Tae Ho sırıttı ve alnını ve Idun'un kolyesini gösterdi.

"Ha... Gerçekten mi?”

Heda rahat bir nefes aldı ve geri çekildi, ardından Tae Ho'dan aldığı boş cebi açtı.

“Mümkün olduğunca biraz daha istemeliyim.”

Belli ki parçalardan bahsediyordu. Tae Ho, Heda'nın bakışını gördü ve dikkatlice sordu.

“Bu biraz fazla değil mi?”

Altın elma parçaları gerçekten çok değerliydi. Ancak Heda başını salladı.

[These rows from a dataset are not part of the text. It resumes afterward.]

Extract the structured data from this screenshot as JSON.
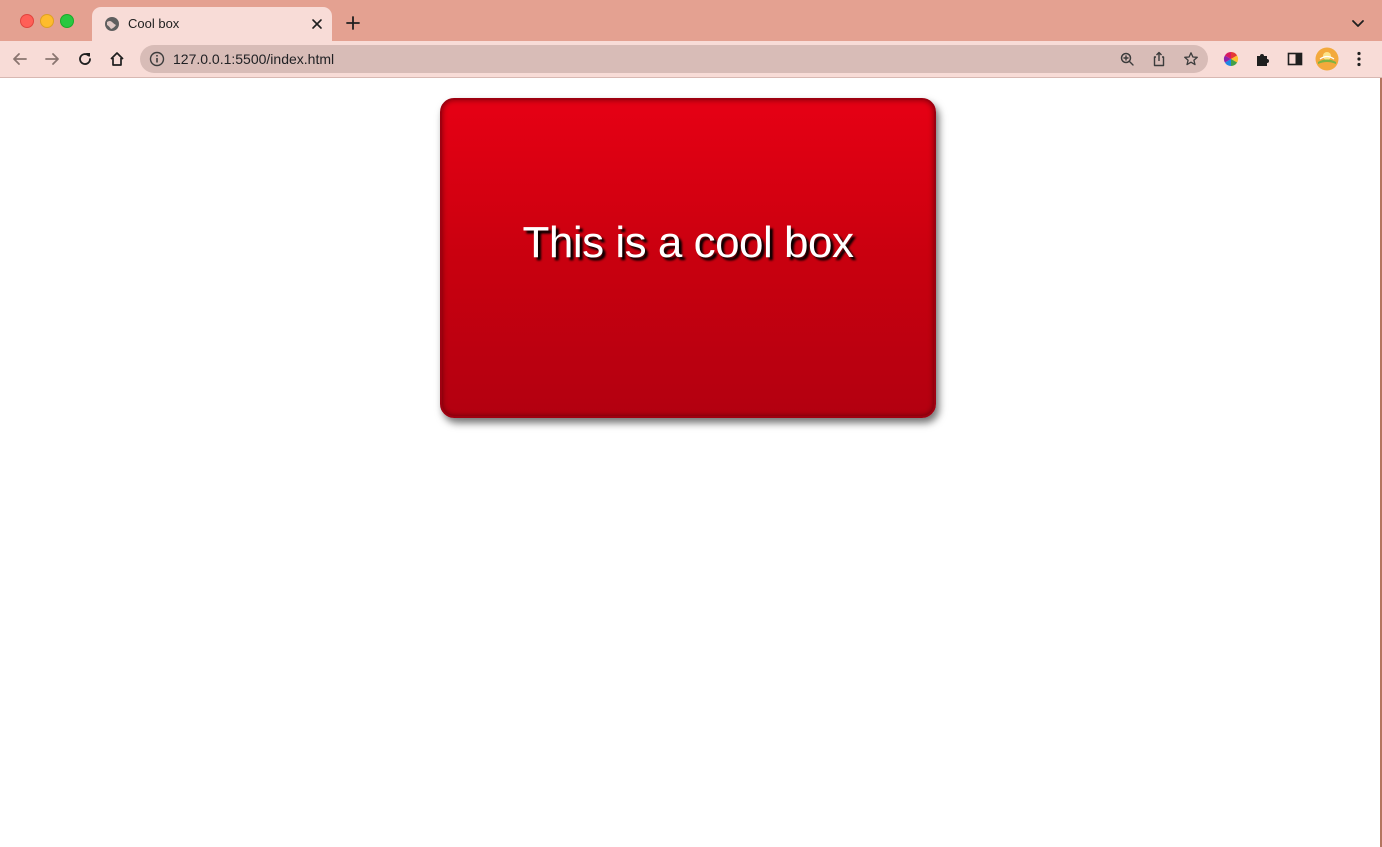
{
  "browser": {
    "tab": {
      "title": "Cool box",
      "favicon": "globe-icon",
      "close_icon": "close-icon"
    },
    "new_tab_icon": "plus-icon",
    "tab_search_icon": "chevron-down-icon",
    "toolbar": {
      "back_icon": "back-arrow-icon",
      "forward_icon": "forward-arrow-icon",
      "reload_icon": "reload-icon",
      "home_icon": "home-icon",
      "address": {
        "url": "127.0.0.1:5500/index.html",
        "info_icon": "info-icon",
        "zoom_icon": "zoom-icon",
        "share_icon": "share-icon",
        "bookmark_icon": "star-icon"
      },
      "extensions": [
        "color-wheel-icon",
        "puzzle-icon",
        "side-panel-icon"
      ],
      "profile_icon": "avatar-icon",
      "menu_icon": "kebab-menu-icon"
    },
    "colors": {
      "frame": "#e4a191",
      "toolbar": "#f8dcd7",
      "omnibox": "#d8bcb7"
    }
  },
  "page": {
    "box_text": "This is a cool box",
    "colors": {
      "box_top": "#e60014",
      "box_bottom": "#b30010",
      "text": "#ffffff",
      "text_shadow": "#000000"
    }
  }
}
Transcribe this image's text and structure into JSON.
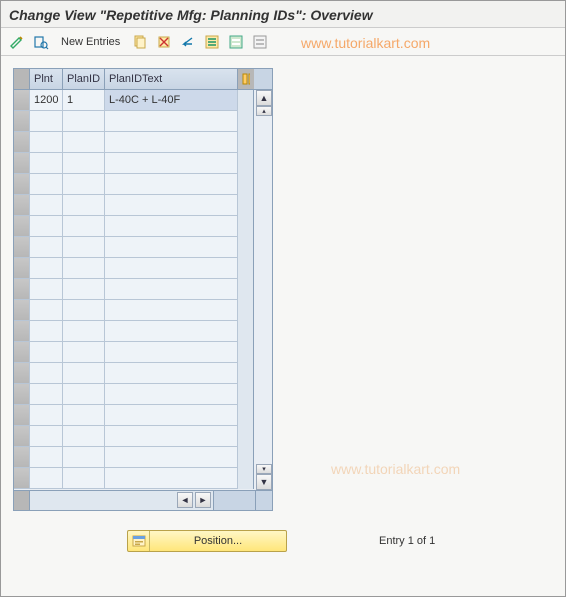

“Sorumlu olduğum tek savaşçı kendini zorluyor, ben de aynısını yapmalıyım. Ne kadar değerli olursa olsun, saklamakla ne işe yarar? İhtiyacı olanlar kullanmalı, değil mi?"

Diğer Valkyrieler onu duysaydı, büyük bir kargaşa çıkardı, ama Heda gerçekten böyle düşünüyordu.

“Her neyse, hepsini birden yediğin için vücudun iyi görünüyor. Muhtemelen 3 gün uyuyamayacaksın. Güçle dolusun.“

”Evet."

Bütün gün savaşmış ve gece de geç olmasına rağmen en ufak bir yorgunluk hissetmiyordu. Ve bu gece uyumazsa da durumunun aynı kalacağını düşünüyordu.

'Bu kesinlikle normal bir eşya değil.'

Onu ölümün eşiğinden döndürmekle kalmamış, aynı zamanda bu inanılmaz etkiye de sahipti.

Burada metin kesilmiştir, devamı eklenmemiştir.